Les femmes sont en minorité dans l’entreprenariat, et notamment dans l’entreprenariat tech, bien qu’il existe des associations pour leur donner de la visibilité. Comme l’expliquez-vous, et quelles sont les femmes que vous admirez dans le domaine ?

Il y a cette photo incroyable prise au TechCrunch Disrupt, où l’on voit une longue file d’hommes attendre pour les toilettes, alors qu’il n’y a personne chez les femmes.

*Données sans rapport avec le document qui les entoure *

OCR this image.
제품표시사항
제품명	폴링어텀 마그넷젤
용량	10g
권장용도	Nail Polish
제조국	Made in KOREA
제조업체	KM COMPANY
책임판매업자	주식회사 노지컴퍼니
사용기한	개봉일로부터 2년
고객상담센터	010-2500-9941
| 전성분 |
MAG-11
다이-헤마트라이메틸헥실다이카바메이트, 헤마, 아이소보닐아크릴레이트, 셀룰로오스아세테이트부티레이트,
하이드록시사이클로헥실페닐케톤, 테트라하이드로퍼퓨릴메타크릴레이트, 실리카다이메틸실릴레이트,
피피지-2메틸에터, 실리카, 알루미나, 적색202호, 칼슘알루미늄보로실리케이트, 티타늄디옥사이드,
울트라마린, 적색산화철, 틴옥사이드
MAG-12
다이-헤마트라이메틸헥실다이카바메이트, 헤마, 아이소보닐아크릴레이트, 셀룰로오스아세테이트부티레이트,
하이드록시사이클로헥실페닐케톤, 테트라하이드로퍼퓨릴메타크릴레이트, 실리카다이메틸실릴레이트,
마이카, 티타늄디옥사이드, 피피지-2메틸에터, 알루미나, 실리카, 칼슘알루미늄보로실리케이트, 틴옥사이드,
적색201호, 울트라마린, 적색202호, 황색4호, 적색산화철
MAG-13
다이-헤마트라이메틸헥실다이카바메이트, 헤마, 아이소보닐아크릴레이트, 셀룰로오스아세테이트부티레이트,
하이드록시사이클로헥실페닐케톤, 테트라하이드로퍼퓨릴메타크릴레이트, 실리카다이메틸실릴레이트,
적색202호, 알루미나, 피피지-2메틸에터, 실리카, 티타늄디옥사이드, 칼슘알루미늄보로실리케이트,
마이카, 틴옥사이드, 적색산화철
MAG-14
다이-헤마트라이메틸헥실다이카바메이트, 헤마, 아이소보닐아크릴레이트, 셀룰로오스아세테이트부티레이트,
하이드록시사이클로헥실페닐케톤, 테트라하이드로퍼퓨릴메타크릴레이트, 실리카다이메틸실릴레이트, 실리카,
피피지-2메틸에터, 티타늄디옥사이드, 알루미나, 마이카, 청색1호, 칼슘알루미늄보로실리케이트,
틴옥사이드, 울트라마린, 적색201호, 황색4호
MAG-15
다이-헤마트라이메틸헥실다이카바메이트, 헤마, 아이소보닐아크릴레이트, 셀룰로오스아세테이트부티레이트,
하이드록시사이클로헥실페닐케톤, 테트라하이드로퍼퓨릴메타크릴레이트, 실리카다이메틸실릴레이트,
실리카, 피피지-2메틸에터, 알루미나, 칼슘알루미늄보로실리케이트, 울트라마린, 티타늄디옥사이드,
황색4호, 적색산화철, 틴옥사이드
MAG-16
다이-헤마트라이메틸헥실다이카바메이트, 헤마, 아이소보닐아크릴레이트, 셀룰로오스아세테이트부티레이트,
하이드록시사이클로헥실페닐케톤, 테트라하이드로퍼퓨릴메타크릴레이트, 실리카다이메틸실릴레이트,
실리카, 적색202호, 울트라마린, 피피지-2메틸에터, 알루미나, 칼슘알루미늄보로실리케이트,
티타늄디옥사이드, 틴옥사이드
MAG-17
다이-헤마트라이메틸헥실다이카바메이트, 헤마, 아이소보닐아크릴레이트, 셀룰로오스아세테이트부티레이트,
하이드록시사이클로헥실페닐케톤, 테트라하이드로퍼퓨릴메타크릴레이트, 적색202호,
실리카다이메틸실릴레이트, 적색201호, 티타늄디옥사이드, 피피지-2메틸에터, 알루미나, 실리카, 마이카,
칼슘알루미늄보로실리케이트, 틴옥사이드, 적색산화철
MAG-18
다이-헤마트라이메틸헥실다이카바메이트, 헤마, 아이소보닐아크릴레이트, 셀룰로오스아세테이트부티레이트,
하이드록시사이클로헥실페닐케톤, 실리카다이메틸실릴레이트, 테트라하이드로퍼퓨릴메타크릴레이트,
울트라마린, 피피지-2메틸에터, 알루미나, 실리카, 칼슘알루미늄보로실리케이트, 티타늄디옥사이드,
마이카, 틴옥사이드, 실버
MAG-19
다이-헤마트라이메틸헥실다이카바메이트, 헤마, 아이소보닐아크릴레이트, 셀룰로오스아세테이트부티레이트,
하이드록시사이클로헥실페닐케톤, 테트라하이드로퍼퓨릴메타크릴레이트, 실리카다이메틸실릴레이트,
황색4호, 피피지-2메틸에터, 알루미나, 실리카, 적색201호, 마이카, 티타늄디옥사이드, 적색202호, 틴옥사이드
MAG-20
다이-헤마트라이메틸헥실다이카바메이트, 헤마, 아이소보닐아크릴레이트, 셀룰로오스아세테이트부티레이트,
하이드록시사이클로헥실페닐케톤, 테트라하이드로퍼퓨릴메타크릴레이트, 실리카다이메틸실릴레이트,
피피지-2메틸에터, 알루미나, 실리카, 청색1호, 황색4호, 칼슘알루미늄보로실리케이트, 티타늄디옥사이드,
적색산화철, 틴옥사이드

Tout est dit avec cette photo. Ces conférences tech manquent de femmes. C’est absurde. Les start-up numériques dessinent le futur, celui de la médecine, des transports, de l’alimentation, de l’amour… Les femmes ne peuvent en être exclues ! Pourquoi si peu de femmes lancent des start-up ? Parce que les gens vous critiquent, vous disent en permanence que vous avez tort… C’est heureusement en train de changer. De notre côté nous allons embaucher cinq femmes en France, cinq en Australie, cinq en Allemagne… Il va falloir que les entreprises arrêtent de considérer les femmes aux postes de manager comme des faire-valoir.
Et il va falloir plus de pionnières. Nous avons tous observé Mark Zuckerberg quitter l’université [à l’issue de sa 2e année] et devenir milliardaire. Avez-vous déjà entendu parler d’une femme qui ait fait pareil? Moi non. C’est devenu culturellement inacceptable pour une femme de le faire. De prendre des risques en jean/T-shirt et de devenir milliardaire. Ça n’a été qu’un phénomène masculin pour l’instant, mais ça va changer. Sheryl Sandberg est phénoménale. Je suis très impressionnée par Jessica Bennett qui a écrit le Feminist Fight Club. J’adore Sofia Amoruso [fondatrice du site de e-commerce Nastygal.com] qui est une amie à moi. Une autre amie Audrey Galman [qui a inspiré le personnage de Marnie dans Girls] a lancé un club réservé aux femmes, à New York:  The Wing. Il y a beaucoup de femmes comme elles. Il en faut encore plus.